Sigh. I went to put the last stack of books away in a cupboard, when I noticed the cherry wood antique box containing the source of mother's comfort and woes. Mother had not looked through the box since my fourth year and she barely visited the attic. It's as if she almost forgot about the memories of the box, although seeing as she asked us to clean out the attic, the memory couldn't be too far gone.. I don't think she actually wanted to get rid of it so I thought she wouldn't mind if I took it away from her for a while. I began taking the small laden box to the desk in my room.

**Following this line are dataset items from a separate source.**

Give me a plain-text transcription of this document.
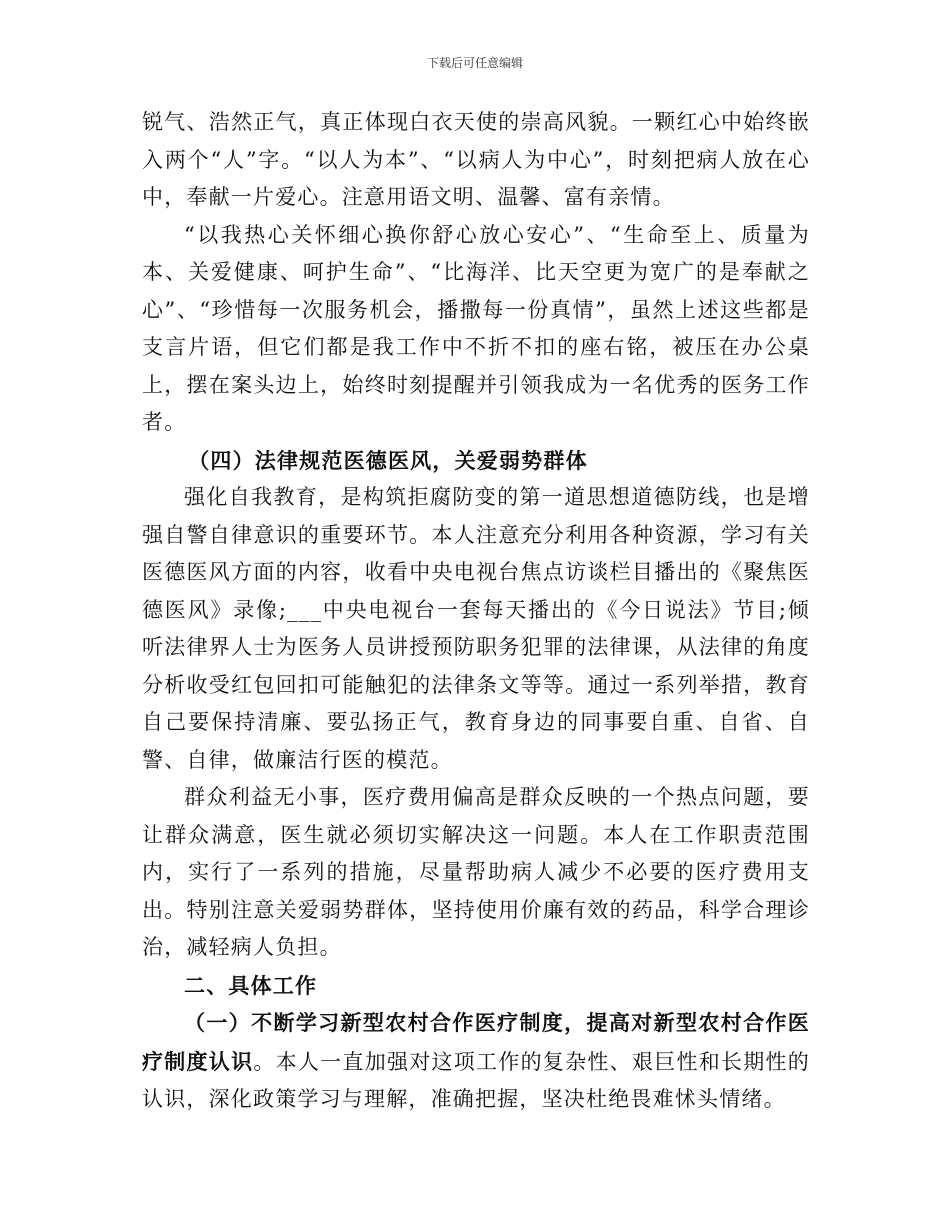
下载后可任意编辑

锐气、浩然正气，真正体现白衣天使的崇高风貌。一颗红心中始终嵌入两个“人”字。“以人为本”、“以病人为中心”，时刻把病人放在心中，奉献一片爱心。注意用语文明、温馨、富有亲情。

“以我热心关怀细心换你舒心放心安心”、“生命至上、质量为本、关爱健康、呵护生命”、“比海洋、比天空更为宽广的是奉献之心”、“珍惜每一次服务机会，播撒每一份真情”，虽然上述这些都是支言片语，但它们都是我工作中不折不扣的座右铭，被压在办公桌上，摆在案头边上，始终时刻提醒并引领我成为一名优秀的医务工作者。

（四）法律规范医德医风，关爱弱势群体

强化自我教育，是构筑拒腐防变的第一道思想道德防线，也是增强自警自律意识的重要环节。本人注意充分利用各种资源，学习有关医德医风方面的内容，收看中央电视台焦点访谈栏目播出的《聚焦医德医风》录像;___中央电视台一套每天播出的《今日说法》节目;倾听法律界人士为医务人员讲授预防职务犯罪的法律课，从法律的角度分析收受红包回扣可能触犯的法律条文等等。通过一系列举措，教育自己要保持清廉、要弘扬正气，教育身边的同事要自重、自省、自警、自律，做廉洁行医的模范。

群众利益无小事，医疗费用偏高是群众反映的一个热点问题，要让群众满意，医生就必须切实解决这一问题。本人在工作职责范围内，实行了一系列的措施，尽量帮助病人减少不必要的医疗费用支出。特别注意关爱弱势群体，坚持使用价廉有效的药品，科学合理诊治，减轻病人负担。

二、具体工作

（一）不断学习新型农村合作医疗制度，提高对新型农村合作医疗制度认识。本人一直加强对这项工作的复杂性、艰巨性和长期性的认识，深化政策学习与理解，准确把握，坚决杜绝畏难怵头情绪。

Cough, Cough. After a few years of no use, the antique chest accumulated quite a bit of dust. The box creaked open to a bounty of letters all neatly stacked in there along with a journal. I went for the most worn out letter on top. It read:
Dear Draco,
I still remember the tree from Easter Break. The Tree that we stayed under for hours until...
"Rose, time for dinner," Hermione declared from all the way down two stories in the kitchen.
"Coming Mum," I called back, quickly snapped the box closed with the letter in it and stashed the box away for later in my suitcase on my way down to dinner.